De una aristocracia de la tragedia
Escrito por Luis Barragán | X: @luisbarraganj   
Lunes, 27 de Febrero de 2017 02:48

altEn varias ocasiones, hemos constatado que las nuevas generaciones conocen poco, muy poco o nada de la célebre explosión social de 1989,

quizá porque la sostenida versión publicitaria del gobierno ha cumplido cabalmente con su propósito, facilitando la más interesada versión; quizá porque se ha perdido la misma tradición oral en la familia, ansiosa  por olvidar momentos muy amargos. Lo cierto es que, los más viejos, insistimos en un testimonio histórico y personal como si fuese de universal y aún palpable conocimiento, pues, por ejemplo, citando a una entidad defensora de los derechos humanos de  inmenso mérito, como COFAVIC, rápidamente se  pierde en  la jungla de las siglas que nos atormentan.

Nunca antes, una tragedia social,  la que sospechamos intencionada y planificada en buena medida, había rendido tan altos dividendos políticos, ya que El Caracazo sirvió e intenta servir todavía de pretexto para los golpistas de 1992 que, a la postre, construyeron un régimen que dejó muy atrás los motivos para la inesperada explosión de marras. Y, por siempre, dispuestos a la más cruda y masiva represión ante cualquier descontento, por modesto y legítimo que fuese.

Grosso modo, el aumento del precio de la gasolina en 1989 fue no sólo módico, sino que aún no se había implementado, mientras que hoy el costo se ha multiplicado inútilmente, pues, antes hubo un programa de ajuste y reestructuración y ahora constituye una ofensa que le pidamos a Maduro Moros rectificar; era un motivo de escándalo que alcanzáramos un nivel de 100% de inflación, mas pretenden ocultar las cifras oficiales que nos conducen en el presente siglo a una pavorosa hiperinflación ya de largo sentida con sus redondos cuatro dígitos;  décadas atrás, el desabastecimiento de algunos rubros básicos  fue circunstancial, contrastando con una prolongada crisis humanitaria como la que sufrimos, suficientemente advertida desde 2014; la tasa anual de muertes prematuras y violentas, cercanas a las treinta mil personas, no tiene comparación con las cotas alcanzadas en todo el siglo XX, incluyendo las guerras y escaramuzas civiles que terminaron con la batalla de Ciudad Bolívar de 1903.  Por donde se le mire, algo que no puede contentar a nadie, hay mayores razones para una explosión social que, desde diciembre próximo pasado,  ha sido objeto de un desmedido,  brutal y contraproducente atajo gubernamental.

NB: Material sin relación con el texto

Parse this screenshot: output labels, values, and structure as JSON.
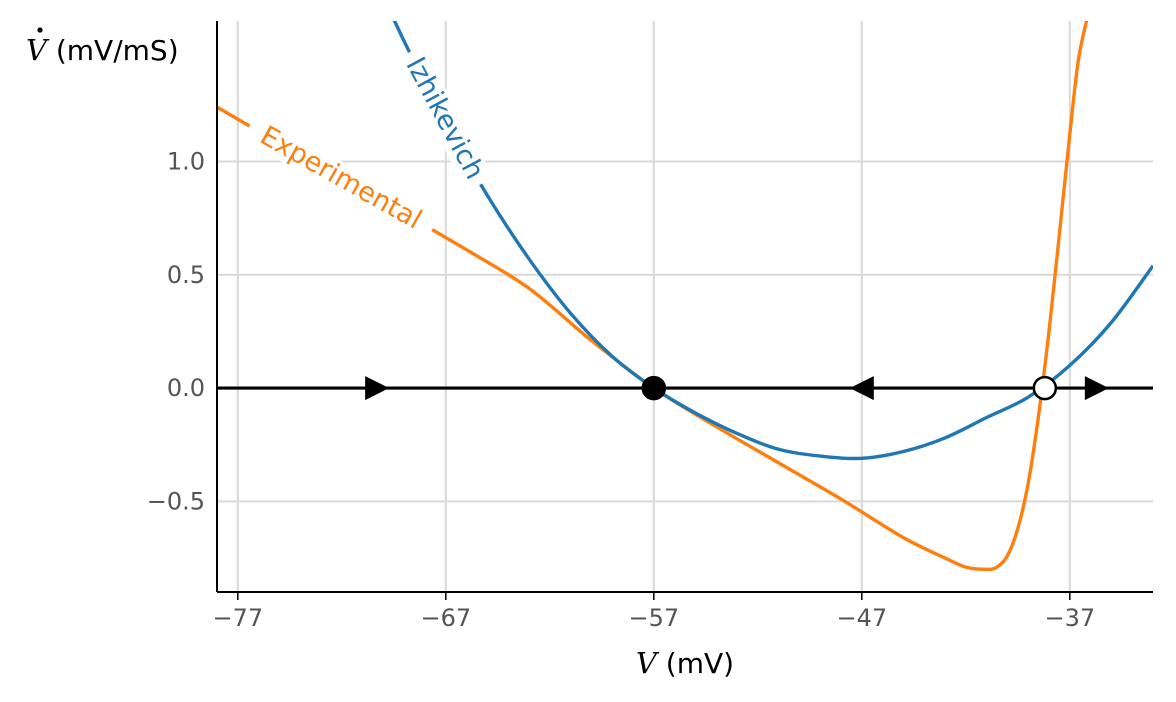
{
  "chart_data": {
    "type": "line",
    "title": "",
    "xlabel": {
      "var": "V",
      "unit": " (mV)"
    },
    "ylabel": {
      "var": "V",
      "unit": " (mV/mS)",
      "dot": "dotted"
    },
    "xlim": [
      -78,
      -33
    ],
    "ylim": [
      -0.9,
      1.62
    ],
    "xticks": [
      -77,
      -67,
      -57,
      -47,
      -37
    ],
    "xtick_labels": [
      "−77",
      "−67",
      "−57",
      "−47",
      "−37"
    ],
    "yticks": [
      -0.5,
      0.0,
      0.5,
      1.0
    ],
    "ytick_labels": [
      "−0.5",
      "0.0",
      "0.5",
      "1.0"
    ],
    "grid": true,
    "series": [
      {
        "name": "Izhikevich",
        "label": "Izhikevich",
        "color": "#1f77b4",
        "x": [
          -71,
          -69,
          -67,
          -65,
          -63,
          -61,
          -59,
          -57,
          -55,
          -53,
          -51,
          -49,
          -47,
          -45,
          -43,
          -41,
          -39,
          -37,
          -35,
          -33
        ],
        "y": [
          1.93,
          1.53,
          1.17,
          0.85,
          0.57,
          0.33,
          0.14,
          0.0,
          -0.11,
          -0.2,
          -0.27,
          -0.3,
          -0.31,
          -0.28,
          -0.22,
          -0.13,
          -0.04,
          0.1,
          0.29,
          0.54
        ]
      },
      {
        "name": "Experimental",
        "label": "Experimental",
        "color": "#ff7f0e",
        "x": [
          -78,
          -75,
          -72,
          -69,
          -66,
          -63,
          -60,
          -57,
          -54,
          -51,
          -48,
          -45,
          -43,
          -42,
          -41,
          -40.5,
          -40,
          -39.5,
          -39,
          -38.5,
          -38,
          -37.5,
          -37,
          -36.6,
          -36.2,
          -36
        ],
        "y": [
          1.24,
          1.08,
          0.92,
          0.77,
          0.61,
          0.44,
          0.21,
          0.0,
          -0.17,
          -0.33,
          -0.49,
          -0.66,
          -0.75,
          -0.79,
          -0.8,
          -0.79,
          -0.74,
          -0.62,
          -0.42,
          -0.12,
          0.25,
          0.68,
          1.12,
          1.44,
          1.62,
          1.7
        ]
      }
    ],
    "zero_line": {
      "y": 0.0,
      "color": "#000000"
    },
    "fixed_points": [
      {
        "x": -57,
        "y": 0.0,
        "kind": "stable",
        "fill": "#000000"
      },
      {
        "x": -38.2,
        "y": 0.0,
        "kind": "unstable",
        "fill": "#ffffff"
      }
    ],
    "flow_arrows": [
      {
        "x": -70.3,
        "direction": "right"
      },
      {
        "x": -47,
        "direction": "left"
      },
      {
        "x": -35.7,
        "direction": "right"
      }
    ]
  }
}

A la hora de suscribir la presente nota, no resistimos la tentación de citar un par de títulos que bien pueden iniciar y orientar una investigación tan urgida para contrarrestar los efectos de la mencionada y sistemática campaña publicitaria en desmedro de la genuina memoria histórica. En uno de ellos, Nelson Villasmil compara los resultados de sendos estudios de opinión que ameritan de una concreta actualización (“La opinión pública del venezolano actual febrero 1989 / marzo 1994”, UCAB-KAS, Caracas, 2001); y, el otro, un ensayo de Aníbal Romero que, asomándose igualmente al colapso de la URSS, ofrece pistas para profundizar el debate (“Disolución social y pronóstico político”, Panapo, Caracas, 1997).

A veintiocho años de El Caracazo, aún es necesario estudiarlo para que no se repita tan lamentable tragedia, ni las condiciones e intenciones que la abonaron.  Sus más fervientes aprovechadores, directos o indirectos, añadidos a los que saltaron a la fama por una estupenda reseña fotográfica, a la postre se convirtieron en una suerte de aristócratas de la desgracia, pues, creyéndose por siempre con una gran autoridad moral, esta vez, sacaron provecho del único gobierno que hemos tenido en el siglo XXI, inhabilitados para cualquier pontificación – incluso – ética.